Razila, sobbing in pain, was among six badly hurt girls and women who boarded the helicopter and were shifted to a makeshift hospital in Muzaffarabad, the capital of Pakistan’s part of Kashmir. About 30 other seriously injured people were left behind.
It was the first time that a relief flight had reached Kanur, 6,040 miles north of Muzaffarabad.
At the helicopter’s next stop, Kel Garam, a village where 250 died in the quake, villagers fashioned a helipad in a clearing in hopes that a chopper would bring supplies. It landed near the local mosque, whose walls had been cracked by the earthquake.
Soldiers handed out relief goods, including blankets and food – but no tents, the most badly needed item in these hills. There was only room for one of the village’s 30 seriously injured people to catch the flight out.
Major General Farooq Ahmed Khan, Pakistan’s top relief official, said 33,000 tents and 130,000 blankets had been distributed to quake survivors. He said 260,000 tents and two million blankets were needed.

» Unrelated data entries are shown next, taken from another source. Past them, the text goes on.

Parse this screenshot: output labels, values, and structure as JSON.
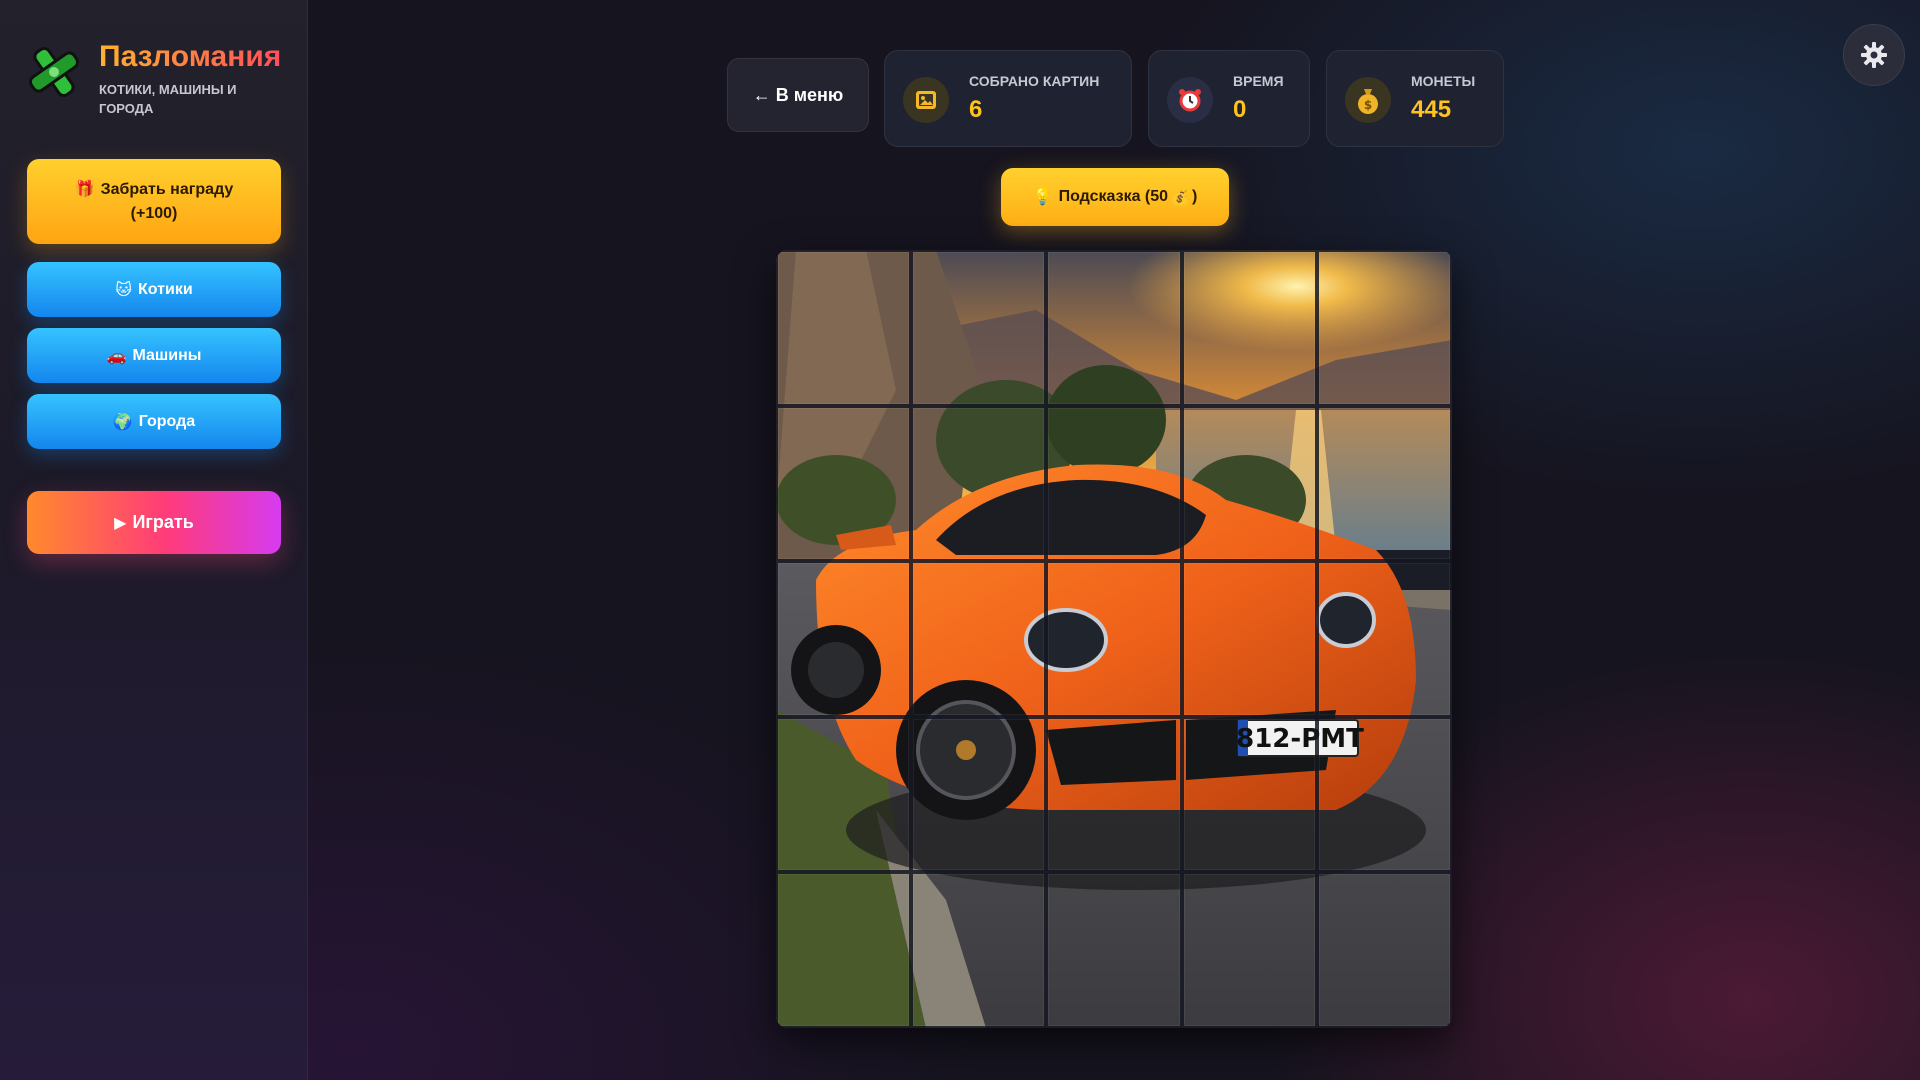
{
  "app": {
    "title": "Пазломания",
    "subtitle": "Котики, машины и города"
  },
  "sidebar": {
    "reward_button": {
      "icon": "gift-icon",
      "label_line1": "Забрать награду",
      "label_line2": "(+100)"
    },
    "categories": [
      {
        "icon": "cat-icon",
        "label": "Котики"
      },
      {
        "icon": "car-icon",
        "label": "Машины"
      },
      {
        "icon": "globe-icon",
        "label": "Города"
      }
    ],
    "play_button": {
      "icon": "play-icon",
      "label": "Играть"
    }
  },
  "topbar": {
    "menu_button": "← В меню",
    "stats": [
      {
        "icon": "picture-icon",
        "label": "Собрано картин",
        "value": "6"
      },
      {
        "icon": "alarm-clock-icon",
        "label": "Время",
        "value": "0"
      },
      {
        "icon": "money-bag-icon",
        "label": "Монеты",
        "value": "445"
      }
    ]
  },
  "hint_button": {
    "icon": "lightbulb-icon",
    "label_before": "Подсказка (50 ",
    "coin_icon": "money-bag-icon",
    "label_after": ")"
  },
  "puzzle": {
    "rows": 5,
    "cols": 5,
    "image_subject": "orange-sports-car-sunset-lake",
    "license_plate": "812-PMT"
  },
  "colors": {
    "accent_yellow": "#ffc21f",
    "category_blue": "#1e9bff",
    "play_gradient_start": "#ff8a2c",
    "play_gradient_end": "#d63bf0"
  }
}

Packages of food and blankets had been dropped to more than 580 remote villages in the Muzaffarabad district, army spokesman Colonel Rana Sajjad said.
“It’s very difficult to reach each and every place,” he said, adding many people had walked into the bigger settlements from the mountains seeking aid.
Eighty Pakistani soldiers were flown by helicopter into the Neelum Valley, about 15 miles north-east of Muzaffarabad, to carry emergency rations and other relief supplies on foot to those in need, the army said.
Soldiers also drove mule teams with relief supplies to some of the region’s steep-sided villages, crossing people with bundles on their shoulders carefully walking down to lower elevations.
Patients with infected wounds and gangrene were languishing in remote areas, Red Cross official Sebastian Nowak said after a team of the group’s doctors landed in Chekar, 40 miles east of Muzaffarabad.
In the part of divided Kashmir that India controls, torrential rain and snow hampered relief operations as roads to the badly-hit Uri and Tangdhar areas were cut off from the rest of the region.
Trucks loaded with supplies were stranded on mountain roads, and survivors huddled in rain-sodden tents and lit fires to keep warm.
In Pakistan’s capital, Islamabad, authorities said the death toll from a collapsed apartment block – the city’s only building destroyed in the quake - rose to 62 as more bodies were found. Nineteen other people were missing.
The local government of Pakistani-held Kashmir estimated that at least 40,000 people died there.
Officials reported another 13,000 deaths in Pakistan’s North West Frontier Province, and India said 1,360 people died in its portion of Kashmir.